The problem
Given a fairly well bounded image of a quadrilateral object, detect the corners/permeter of the object. I wasn’t getting any results with my real data so as an easier, toy problem I decided to try and get some results with synthetic data like below. This a batch of 8 examples from my easy synthetic training set. The small red circles show the data labels.
Approach attempted
I managed to get “ok” results for this synthetic dataset this by treating the problem as one of linear regression to the corners. So I generate a set of 4 anchor points - the average positions of the four corners of objects in the dataset, adapt resnet to predict 8 values:
resnet50 = torchvision.models.resnet50(pretrained=True)
resnet50.fc = nn.Linear(in_features=2048, out_features=8, bias=True)
and interpret those 8 values as 4 (x, y) offsets from the anchor points (normalised to the range: 0.0 to 1.0 wrt. width and height of image) I use MSELoss with the 8 ground-truth corner coordinates (also expressed as normalised offsets from the same anchors)
Baseline model
For the purposes of comparison I have written a function that simply returns a tensor of zeros (ie. a prediction of zero deviation from the anchor points) I refer to this function as the baseline model
results so far
resnet is able to outperform the baseline model on the synthetic data, although not as accurately as I would have hoped. eg. the predictions below. ( Although I’m sure I could get something a bit better if I spent a while tuning the hyperparameters)

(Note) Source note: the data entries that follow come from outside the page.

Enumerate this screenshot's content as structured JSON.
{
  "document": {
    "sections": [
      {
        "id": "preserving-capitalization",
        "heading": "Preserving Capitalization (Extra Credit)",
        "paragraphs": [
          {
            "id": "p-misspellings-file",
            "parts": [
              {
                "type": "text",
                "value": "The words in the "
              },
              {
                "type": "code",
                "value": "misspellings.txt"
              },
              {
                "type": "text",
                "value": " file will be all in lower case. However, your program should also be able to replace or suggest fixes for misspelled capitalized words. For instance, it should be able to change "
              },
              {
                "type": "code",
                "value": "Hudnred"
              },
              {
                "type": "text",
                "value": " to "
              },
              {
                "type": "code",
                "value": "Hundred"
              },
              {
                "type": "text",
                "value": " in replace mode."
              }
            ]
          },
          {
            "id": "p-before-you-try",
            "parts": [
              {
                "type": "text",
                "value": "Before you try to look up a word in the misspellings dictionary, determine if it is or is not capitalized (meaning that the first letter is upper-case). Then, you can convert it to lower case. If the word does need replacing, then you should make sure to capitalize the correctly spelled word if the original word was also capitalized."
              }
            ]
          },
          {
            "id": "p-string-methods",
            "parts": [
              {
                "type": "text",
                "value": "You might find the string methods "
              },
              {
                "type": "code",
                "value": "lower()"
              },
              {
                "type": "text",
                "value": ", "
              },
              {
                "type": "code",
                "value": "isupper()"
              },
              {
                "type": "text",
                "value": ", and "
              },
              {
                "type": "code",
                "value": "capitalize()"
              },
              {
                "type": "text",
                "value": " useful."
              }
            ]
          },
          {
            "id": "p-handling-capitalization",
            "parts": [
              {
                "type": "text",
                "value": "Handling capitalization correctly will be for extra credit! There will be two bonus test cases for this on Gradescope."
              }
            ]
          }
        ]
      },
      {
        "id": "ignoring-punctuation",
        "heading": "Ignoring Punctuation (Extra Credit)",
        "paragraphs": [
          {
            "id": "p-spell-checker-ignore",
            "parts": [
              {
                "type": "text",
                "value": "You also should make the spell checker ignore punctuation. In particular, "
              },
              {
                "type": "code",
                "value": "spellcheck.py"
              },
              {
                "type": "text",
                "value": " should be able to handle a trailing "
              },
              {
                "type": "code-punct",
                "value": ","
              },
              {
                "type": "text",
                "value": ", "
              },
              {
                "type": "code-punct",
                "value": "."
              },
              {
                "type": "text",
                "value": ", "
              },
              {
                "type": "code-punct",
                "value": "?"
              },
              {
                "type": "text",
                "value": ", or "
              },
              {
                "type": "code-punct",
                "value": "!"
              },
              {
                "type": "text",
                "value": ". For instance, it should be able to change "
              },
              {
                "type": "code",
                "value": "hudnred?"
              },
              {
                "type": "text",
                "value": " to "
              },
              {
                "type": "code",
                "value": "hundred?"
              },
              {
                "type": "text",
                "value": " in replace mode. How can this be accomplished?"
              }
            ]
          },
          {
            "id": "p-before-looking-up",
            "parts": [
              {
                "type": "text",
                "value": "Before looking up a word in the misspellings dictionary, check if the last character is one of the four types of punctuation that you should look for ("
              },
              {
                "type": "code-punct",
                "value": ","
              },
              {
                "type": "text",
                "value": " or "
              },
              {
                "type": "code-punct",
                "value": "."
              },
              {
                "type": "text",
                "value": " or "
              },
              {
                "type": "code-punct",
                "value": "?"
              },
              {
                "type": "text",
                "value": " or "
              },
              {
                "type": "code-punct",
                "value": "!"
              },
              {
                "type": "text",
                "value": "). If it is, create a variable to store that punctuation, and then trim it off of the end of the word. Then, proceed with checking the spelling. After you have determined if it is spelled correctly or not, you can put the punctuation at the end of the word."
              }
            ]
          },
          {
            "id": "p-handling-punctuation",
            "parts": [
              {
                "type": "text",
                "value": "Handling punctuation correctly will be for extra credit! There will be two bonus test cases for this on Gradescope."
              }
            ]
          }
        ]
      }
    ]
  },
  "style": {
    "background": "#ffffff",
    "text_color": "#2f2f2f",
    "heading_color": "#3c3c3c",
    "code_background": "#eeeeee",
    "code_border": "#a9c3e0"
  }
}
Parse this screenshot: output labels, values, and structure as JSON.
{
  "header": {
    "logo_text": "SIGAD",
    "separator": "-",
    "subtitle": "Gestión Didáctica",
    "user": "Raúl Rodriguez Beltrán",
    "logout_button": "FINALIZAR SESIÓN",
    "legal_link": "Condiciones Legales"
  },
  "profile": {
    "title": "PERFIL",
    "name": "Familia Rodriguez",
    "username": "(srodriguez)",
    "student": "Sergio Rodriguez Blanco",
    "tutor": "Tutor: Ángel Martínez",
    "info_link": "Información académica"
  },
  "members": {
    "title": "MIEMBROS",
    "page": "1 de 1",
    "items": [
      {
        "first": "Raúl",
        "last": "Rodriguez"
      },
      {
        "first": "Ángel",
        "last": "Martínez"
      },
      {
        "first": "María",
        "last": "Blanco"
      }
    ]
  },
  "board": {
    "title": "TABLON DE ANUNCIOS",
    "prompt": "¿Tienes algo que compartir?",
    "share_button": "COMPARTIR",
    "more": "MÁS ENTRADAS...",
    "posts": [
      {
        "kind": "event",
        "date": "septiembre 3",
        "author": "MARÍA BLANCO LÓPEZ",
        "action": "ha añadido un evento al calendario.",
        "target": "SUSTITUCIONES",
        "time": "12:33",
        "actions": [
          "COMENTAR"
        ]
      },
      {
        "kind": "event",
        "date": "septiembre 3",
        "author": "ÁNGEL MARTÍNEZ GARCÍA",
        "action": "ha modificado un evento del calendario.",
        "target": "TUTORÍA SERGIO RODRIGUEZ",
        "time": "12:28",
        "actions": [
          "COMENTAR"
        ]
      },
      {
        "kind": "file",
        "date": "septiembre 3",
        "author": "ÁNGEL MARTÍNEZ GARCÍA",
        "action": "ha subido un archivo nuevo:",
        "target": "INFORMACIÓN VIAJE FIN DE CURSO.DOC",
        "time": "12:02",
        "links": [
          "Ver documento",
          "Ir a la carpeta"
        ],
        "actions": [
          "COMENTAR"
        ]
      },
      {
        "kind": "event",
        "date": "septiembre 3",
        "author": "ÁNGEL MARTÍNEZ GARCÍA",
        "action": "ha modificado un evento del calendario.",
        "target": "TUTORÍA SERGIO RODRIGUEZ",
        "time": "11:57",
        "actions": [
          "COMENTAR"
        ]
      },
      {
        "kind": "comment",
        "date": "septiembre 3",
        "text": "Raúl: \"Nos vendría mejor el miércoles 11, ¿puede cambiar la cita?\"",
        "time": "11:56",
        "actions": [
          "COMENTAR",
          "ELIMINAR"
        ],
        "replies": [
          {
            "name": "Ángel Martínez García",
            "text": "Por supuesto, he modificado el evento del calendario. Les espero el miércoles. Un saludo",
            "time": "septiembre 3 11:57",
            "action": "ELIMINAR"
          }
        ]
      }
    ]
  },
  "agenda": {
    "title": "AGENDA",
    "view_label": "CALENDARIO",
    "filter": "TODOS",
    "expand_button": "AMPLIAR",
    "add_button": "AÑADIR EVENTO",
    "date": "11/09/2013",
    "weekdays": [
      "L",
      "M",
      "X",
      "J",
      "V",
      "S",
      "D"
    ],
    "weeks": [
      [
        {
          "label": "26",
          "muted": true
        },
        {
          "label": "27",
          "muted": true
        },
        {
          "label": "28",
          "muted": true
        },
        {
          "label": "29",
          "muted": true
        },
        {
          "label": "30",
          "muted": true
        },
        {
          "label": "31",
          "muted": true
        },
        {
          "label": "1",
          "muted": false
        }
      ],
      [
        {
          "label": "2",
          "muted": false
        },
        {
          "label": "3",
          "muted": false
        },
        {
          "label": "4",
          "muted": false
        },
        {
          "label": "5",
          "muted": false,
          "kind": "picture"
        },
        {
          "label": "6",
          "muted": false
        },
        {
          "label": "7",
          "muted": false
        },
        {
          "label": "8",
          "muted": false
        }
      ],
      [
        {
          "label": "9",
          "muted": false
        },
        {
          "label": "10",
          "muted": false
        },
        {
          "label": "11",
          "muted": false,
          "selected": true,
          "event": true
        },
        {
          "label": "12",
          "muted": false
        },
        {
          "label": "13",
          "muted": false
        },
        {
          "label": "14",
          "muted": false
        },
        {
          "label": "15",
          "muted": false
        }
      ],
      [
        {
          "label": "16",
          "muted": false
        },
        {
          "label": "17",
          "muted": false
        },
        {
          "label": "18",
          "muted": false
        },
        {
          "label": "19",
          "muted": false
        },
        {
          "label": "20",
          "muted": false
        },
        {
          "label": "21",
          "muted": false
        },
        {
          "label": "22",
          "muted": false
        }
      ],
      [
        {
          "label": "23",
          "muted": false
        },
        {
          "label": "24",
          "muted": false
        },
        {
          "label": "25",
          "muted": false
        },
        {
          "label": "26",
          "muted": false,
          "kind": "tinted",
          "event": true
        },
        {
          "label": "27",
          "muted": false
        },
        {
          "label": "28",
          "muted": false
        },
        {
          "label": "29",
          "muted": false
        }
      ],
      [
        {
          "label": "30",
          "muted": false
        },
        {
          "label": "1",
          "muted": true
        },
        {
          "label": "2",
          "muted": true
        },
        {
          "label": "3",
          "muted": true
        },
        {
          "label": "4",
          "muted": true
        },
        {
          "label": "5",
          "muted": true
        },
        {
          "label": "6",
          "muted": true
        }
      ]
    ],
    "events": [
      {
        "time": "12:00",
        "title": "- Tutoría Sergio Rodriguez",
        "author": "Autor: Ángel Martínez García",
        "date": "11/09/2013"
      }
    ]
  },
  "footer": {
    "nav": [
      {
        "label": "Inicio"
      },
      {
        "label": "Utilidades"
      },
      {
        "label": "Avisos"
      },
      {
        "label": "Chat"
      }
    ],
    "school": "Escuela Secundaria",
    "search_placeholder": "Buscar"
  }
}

However, resnet can’t even match the baseline model when training on the real data. I can’t get it to overfit or even match the baseline model when making predictions on the training data after training
I tried a few other models like mnasnet and mobilenetv2 and found that they couldn’t beat baseline, even on the synethic dataset. I also tried adding a tanh layer after the linear layer like net = nn.Sequential(resnet50, nn.Tanh())
to map all the outputs to -1 -> +1 but found that this stopped the model being able to beat baseline on synthetic data too.
Any advice on this problem would be great - am I framing the problem well? Am I missing a trick on the DNN output?
Here is a colab upload of the notebook I’m using to experiment with the synthetic data
This is an example of the real data I wish to be able to learn to detect. Of course I know that canny edge detection is a thing, I’m hoping to be able to ultimately find a DNN solution that can cope with very varied lighting conditions and hopefully learn to exploit higher level semantic information that simple conventional CV could not.
UPDATE:
OK with large batches and many epochs of training on a big GPU I am now able to beat the baseline on real data. it’s still not doing that good though - would still really appreciate thoughts/feedback on how I can improve my overall approach.
UPDATE UPDATE:
ok - I’m actually getting good results with this same basic approach using efficientnet-B3 yogi/lookahead optimiser and training for > 1000 epochs with batch sizes of 20. I’ve never had to train something for more than a hundred epochs before for convergence - but this is a relatively small dataset (training set is around 1300 unique images) with a bunch of augmentation built in.